Happy New Year 2010!
MD and I wish all of you a most prosperous and healthful New Year!
We’ve had a great time with family and friends over the holidays, but now it’s time to get back into the swing of things. We ended the year last night with a great dinner for friends. MD went all out on one of her mega dinners, which, of course, included foie gras, her all-time favorite food. (That’s my serving of foie gras pictured on the left. The little jelly-like stuff is a pomegranate pepper jelly that was out of this world and well worth the four or five carbs.) We had a terrific time ringing out the old year and ringing in the new. I, myself, could have done with a few fewer glasses of wine and the champagne we drank to toast in the new year.
MD’s menu for our New Year’s Eve feast:
- Roasted red pepper soup
- Foie gras (cooked sous vide)
- Duck breast (cooked sous vide) with cabernet cherry reduction
- Golden beets
- Fresh herb salad with vinaigrette
- Epoisses (a soft French cheese)
- Poached pears (cooked sous vide) with pomegranate reduction and heavy cream
Various wines for the different courses and champagne at midnight.
I’ve just now barely recovered.
Everyone is busily making resolutions for the new year, and I suspect that in many cases the list includes weight loss. In cruising through the web today while regaining my sobriety, I came across a number of posts offering to help by giving weight loss recommendations. As a weight-loss method, it seems this year that caloric restriction is all the vogue. Most of the articles I read had a sort of smarmy condescending nature to them, as in, hey, guys, it’s really, really simple to lost weight. All you have to do is just cut your calories and you’ll lose. It’s not difficult. Just do it.
One particular article on losing weight that was representative of most was in Wired Wiki How-To. By his tone, it’s pretty obvious that the author of this article figures he’s found the holy grail of weight loss. It’s easy and fast and foolproof.
What does he recommend?
First, you decide how much you want to lose and how long you want to diet. You then multiply the amount (in pounds) you want to lose times 3,500 (the number of calories in a pound of fat). Take this number and divide it by the number of days you plan on dieting, and you’ve got the number of calories you’ve got to cut back by to lose the weight you want to lose.
The article even gives an example to show how it works. Let’s say you need to lose 10 pounds and you’re willing to spend two months dieting to lose the weight. You multiply 10 times 3,500, which gives you 35,000 calories you need to get rid of. Divide this 35,000 by 60, and you find you need to reduce your intake by 583 calories per day, and, Voila!, your ten extra pounds will be gone at the end of the month. What could be easier? Why didn’t I think of that?
The author even presents a version of the energy balance equation to show what he’s talking about. It’s just a system, says he, and all you’ve got to do to be thin is operate the system.
If it were only that easy, no one would be overweight.

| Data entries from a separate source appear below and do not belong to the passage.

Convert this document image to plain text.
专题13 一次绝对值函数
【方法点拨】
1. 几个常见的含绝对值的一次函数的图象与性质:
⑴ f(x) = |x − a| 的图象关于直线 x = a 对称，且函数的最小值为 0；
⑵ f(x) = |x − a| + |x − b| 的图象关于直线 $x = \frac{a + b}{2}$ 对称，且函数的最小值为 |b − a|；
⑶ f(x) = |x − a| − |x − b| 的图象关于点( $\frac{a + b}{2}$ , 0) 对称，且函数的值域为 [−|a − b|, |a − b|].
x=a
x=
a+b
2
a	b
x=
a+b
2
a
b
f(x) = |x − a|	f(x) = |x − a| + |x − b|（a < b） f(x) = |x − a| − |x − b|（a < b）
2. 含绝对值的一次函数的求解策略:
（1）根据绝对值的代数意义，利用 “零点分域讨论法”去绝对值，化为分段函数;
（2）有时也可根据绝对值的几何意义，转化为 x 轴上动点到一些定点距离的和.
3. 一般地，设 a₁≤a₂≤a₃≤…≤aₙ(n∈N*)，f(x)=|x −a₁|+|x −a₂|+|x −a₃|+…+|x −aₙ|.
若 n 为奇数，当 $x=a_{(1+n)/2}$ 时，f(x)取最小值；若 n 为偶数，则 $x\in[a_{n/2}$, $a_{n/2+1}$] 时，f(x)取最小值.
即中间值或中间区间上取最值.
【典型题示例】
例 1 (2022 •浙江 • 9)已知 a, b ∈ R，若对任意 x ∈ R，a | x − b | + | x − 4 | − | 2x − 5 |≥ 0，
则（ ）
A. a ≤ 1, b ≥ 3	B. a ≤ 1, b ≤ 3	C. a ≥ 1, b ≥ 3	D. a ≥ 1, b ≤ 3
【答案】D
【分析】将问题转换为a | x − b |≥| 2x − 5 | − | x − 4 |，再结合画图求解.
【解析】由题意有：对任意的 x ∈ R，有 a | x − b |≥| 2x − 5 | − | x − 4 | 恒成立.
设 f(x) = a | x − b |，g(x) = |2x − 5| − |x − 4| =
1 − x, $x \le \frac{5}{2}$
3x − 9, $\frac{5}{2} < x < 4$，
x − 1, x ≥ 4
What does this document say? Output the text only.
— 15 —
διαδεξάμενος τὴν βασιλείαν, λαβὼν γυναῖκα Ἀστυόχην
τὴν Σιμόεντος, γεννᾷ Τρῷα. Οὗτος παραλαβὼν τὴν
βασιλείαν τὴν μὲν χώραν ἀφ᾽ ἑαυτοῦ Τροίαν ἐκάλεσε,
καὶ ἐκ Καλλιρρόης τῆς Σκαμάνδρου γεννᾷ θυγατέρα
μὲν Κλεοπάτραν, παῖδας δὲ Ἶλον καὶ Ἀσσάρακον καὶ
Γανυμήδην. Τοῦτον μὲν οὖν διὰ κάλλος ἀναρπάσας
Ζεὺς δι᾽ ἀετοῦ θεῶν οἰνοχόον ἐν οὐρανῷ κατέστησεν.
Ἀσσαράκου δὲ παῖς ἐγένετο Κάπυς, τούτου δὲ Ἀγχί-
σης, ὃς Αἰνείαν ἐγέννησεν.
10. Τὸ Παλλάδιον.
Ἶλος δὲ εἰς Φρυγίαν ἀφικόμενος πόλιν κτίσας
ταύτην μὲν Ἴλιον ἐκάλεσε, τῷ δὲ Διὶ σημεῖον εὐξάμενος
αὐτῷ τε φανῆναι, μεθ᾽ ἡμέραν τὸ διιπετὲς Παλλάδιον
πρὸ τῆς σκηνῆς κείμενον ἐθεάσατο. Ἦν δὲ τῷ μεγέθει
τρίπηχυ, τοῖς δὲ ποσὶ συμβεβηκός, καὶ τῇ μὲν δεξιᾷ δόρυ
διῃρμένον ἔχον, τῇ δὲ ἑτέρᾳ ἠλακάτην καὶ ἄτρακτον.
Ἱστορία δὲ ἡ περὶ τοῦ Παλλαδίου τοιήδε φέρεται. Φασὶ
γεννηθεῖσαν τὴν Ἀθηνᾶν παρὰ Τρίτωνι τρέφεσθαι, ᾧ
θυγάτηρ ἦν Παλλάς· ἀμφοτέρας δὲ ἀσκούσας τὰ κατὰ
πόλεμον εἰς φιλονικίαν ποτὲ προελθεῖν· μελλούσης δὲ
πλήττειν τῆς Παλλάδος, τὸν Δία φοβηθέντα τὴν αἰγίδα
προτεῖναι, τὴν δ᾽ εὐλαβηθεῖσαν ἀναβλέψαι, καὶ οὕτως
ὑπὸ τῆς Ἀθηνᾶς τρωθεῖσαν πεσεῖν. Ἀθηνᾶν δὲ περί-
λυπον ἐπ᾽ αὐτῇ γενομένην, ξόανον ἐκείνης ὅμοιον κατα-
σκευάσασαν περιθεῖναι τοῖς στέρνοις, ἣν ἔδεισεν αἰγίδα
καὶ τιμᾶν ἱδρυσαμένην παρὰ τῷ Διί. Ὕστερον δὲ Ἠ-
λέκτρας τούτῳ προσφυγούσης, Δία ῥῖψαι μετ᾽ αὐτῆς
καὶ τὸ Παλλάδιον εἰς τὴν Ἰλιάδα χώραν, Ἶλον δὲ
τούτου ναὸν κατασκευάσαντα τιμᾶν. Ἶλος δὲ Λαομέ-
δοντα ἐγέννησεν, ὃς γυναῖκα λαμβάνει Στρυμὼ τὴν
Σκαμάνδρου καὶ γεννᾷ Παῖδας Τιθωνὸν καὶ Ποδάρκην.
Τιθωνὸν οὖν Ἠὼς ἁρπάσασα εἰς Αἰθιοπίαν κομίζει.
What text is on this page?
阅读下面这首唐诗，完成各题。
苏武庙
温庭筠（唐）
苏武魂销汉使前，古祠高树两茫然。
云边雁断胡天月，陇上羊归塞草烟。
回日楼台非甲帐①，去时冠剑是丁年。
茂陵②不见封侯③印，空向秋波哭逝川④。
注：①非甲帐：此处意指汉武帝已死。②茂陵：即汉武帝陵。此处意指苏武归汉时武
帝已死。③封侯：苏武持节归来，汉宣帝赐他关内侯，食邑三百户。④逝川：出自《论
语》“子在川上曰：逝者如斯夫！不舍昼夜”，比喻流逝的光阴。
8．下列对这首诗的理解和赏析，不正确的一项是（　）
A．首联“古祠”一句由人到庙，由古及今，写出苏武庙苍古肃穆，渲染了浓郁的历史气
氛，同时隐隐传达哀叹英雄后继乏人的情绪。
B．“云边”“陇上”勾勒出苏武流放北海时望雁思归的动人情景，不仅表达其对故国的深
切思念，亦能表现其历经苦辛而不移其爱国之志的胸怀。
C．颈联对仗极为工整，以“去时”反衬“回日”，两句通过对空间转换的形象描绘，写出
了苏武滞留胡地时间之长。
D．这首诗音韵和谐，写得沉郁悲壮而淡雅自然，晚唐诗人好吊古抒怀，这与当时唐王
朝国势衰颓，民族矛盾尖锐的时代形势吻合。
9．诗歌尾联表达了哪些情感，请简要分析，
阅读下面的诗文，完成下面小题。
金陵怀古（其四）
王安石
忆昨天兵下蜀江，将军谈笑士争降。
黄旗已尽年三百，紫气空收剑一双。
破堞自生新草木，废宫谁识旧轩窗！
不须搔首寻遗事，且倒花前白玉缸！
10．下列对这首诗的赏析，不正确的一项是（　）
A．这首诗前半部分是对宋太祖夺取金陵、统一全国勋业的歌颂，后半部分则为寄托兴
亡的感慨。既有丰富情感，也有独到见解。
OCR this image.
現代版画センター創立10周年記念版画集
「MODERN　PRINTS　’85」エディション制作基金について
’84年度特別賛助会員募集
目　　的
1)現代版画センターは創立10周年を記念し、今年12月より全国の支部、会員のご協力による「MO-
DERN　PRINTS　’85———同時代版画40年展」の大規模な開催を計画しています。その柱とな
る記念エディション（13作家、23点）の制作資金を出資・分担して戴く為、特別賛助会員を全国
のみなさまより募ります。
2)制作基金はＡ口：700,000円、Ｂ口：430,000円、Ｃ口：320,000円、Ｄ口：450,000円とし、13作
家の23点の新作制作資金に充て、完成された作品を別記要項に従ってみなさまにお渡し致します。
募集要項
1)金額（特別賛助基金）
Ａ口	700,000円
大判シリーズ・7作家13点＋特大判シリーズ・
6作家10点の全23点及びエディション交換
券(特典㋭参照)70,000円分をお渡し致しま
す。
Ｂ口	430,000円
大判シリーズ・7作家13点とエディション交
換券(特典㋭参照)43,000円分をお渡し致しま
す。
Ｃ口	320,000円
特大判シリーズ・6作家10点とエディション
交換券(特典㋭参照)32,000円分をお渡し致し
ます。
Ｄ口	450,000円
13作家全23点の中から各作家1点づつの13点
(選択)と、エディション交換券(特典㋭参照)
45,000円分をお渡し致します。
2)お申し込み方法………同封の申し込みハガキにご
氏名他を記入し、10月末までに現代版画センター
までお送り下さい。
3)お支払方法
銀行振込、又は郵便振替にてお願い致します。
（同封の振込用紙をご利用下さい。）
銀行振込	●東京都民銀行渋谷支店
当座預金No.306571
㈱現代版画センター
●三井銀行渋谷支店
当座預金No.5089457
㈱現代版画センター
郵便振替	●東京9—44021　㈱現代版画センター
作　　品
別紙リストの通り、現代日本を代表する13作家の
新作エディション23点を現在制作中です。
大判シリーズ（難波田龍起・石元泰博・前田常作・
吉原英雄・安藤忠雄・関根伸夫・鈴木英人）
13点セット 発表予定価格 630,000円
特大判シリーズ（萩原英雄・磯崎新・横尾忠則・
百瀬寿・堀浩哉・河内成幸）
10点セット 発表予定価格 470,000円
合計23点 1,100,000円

Here is the energy balance equation:
Change in weight = Calories in – Calories out
Below is another way of stating the same thing:
Change in weight = Calories from food consumed – Calories from BMR and exercise
It all sounds so easy. If your calories coming in from food are balanced by the calories you get rid of during daily living, then your weight remains constant. If you decrease your intake of calories and keep the calories going out the same, then you’ll decrease your weight.
Problem is, these two terms “calories in” and “calories out” aren’t independent of one another. If you reduce the number of calories coming in, you’ll also reduce the number of calories you burn. Your metabolic rate will drop, you will decrease your activity more, and your weight won’t change as much as you would expect. If you ratchet up your exercise, then you’ll compensate by unconsciously increasing the food you eat by a bit. The fact that these two components of the energy balance equation aren’t independent is what makes losing weight by counting calories so difficult.
In my opinion, it’s much easier to lose excess body fat by following a diet that both restricts calories without your having to think about it and that does it in a way that doesn’t really cause you to drop your metabolic rate. Plus, a good diet followed correctly actually gives you a little boost in that it provides a small metabolic advantage. In other words, you lose a few extra calories (maybe up to 200-300 per day) without having to do anything to lose them other than following the diet.
Take a look at this post on Is a calorie always a calorie? I wrote a couple of years ago to see what I mean.
But beware. This post comes with a caveat. If you are in the least bit psychologically unhinged, you might not want to read the post. It was this very post that pushed Anthony Colpo over the edge. It inspired him to launch a jihad against me and against anyone else who might possibly believe that a slight metabolic advantage exists. He wrote an entire book that he made available free to anyone who wanted it showing how Gary Taubes, Richard Feinman, and MD and I were idiots. Of course, my redneck genes, such as they are, compelled me to answer. For those of you who weren’t readers in those days, the end result of the whole affair was that after receiving a number of pretty severe canings on this blog, our friend Anthony just sort of drifted away, never to be heard from again.
All this aside, read the post and come to your own conclusions as to what the best diet is for simple, quick weight loss and act accordingly should one of your New Year’s resolutions be to lose weight.
Best of luck with all your resolutions. I look forward to continuing our journey together in 2010.